I have never bought much from Ikea, which is a shame as, if I had, it turns out, I could now take it back, and even get vouchers in return. I yearn to be able to get rid of things without worrying about them having to go into a hole in the ground. I have a chronic case of landfill fear. If I think hard enough about landfill, it genuinely starts to panic me. I consider what I have to throw away in a week and worry about the space it will take up. And then I multiply that by the discard of my more than 60 million fellow Britons. Soon my mind’s eye widens in horror at the spectre of my children, and their children, living in, under and around towering mountains of crap.

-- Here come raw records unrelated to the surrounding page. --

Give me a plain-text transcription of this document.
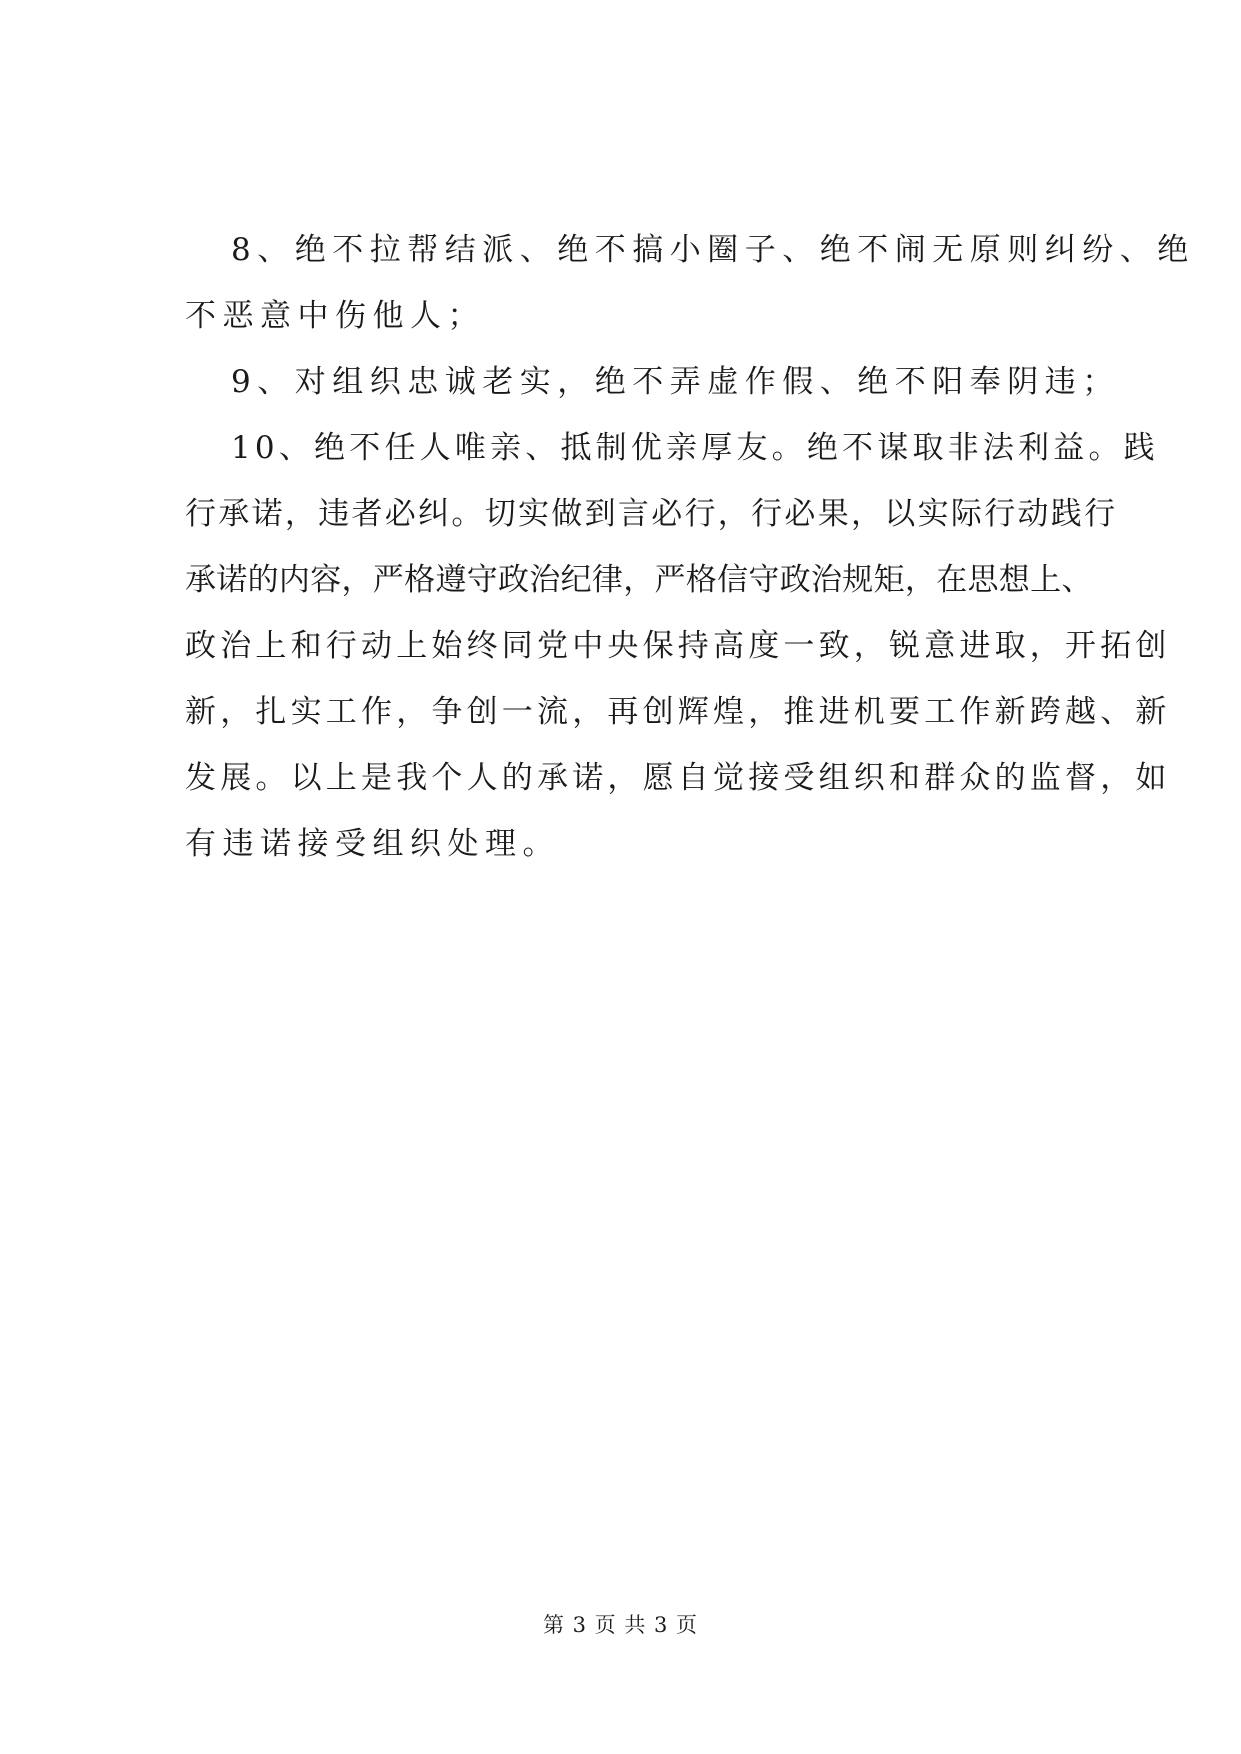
8、绝不拉帮结派、绝不搞小圈子、绝不闹无原则纠纷、绝
不恶意中伤他人；
9、对组织忠诚老实，绝不弄虚作假、绝不阳奉阴违；
10、绝不任人唯亲、抵制优亲厚友。绝不谋取非法利益。践
行承诺，违者必纠。切实做到言必行，行必果，以实际行动践行
承诺的内容，严格遵守政治纪律，严格信守政治规矩，在思想上、
政治上和行动上始终同党中央保持高度一致，锐意进取，开拓创
新，扎实工作，争创一流，再创辉煌，推进机要工作新跨越、新
发展。以上是我个人的承诺，愿自觉接受组织和群众的监督，如
有违诺接受组织处理。
第 3 页 共 3 页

I used to play golf at a place called Stockley Park, near Heathrow. It is built atop a landfill site. OK, nice idea; it’s a good course. But one time I was disappointed to find my ball lodged in a peculiar patch of muddy, scrappily grassed earth. As I addressed the ball to play my next shot, a bubble of water rose and popped at my feet. I rubbed my eyes and looked again. Sure enough, there it was: all around my ball the ground moved and bubbled, like an extremely minor Icelandic tourist attraction. I felt very strongly this was the landfill fighting back, seething and boiling in fury at the madness of consumption. I don’t think I’ve put anything in a bin since without seeing that scene play out around my size 11 golf shoes.
So it is that I’m now forced to hoard. If I can’t give it away or be sure it’s recycled, then I must hold on to it. My shredder has just bust. Some bloke wants 90 quid to doubtless fail to fix it. I must buy another, and for half that price, but I cannot take the old one to the dump. What if it can’t be used? How long will those horrible blunt-yet-sharp crunching blades lie in the ground surrounded by rotting matter? For all eternity, I assume. Until the Earth explodes, not by way of an asteroid or nuclear war or the Yellowstone volcano going bang, but simply through the detonation of a billion megatons of our species’ waste.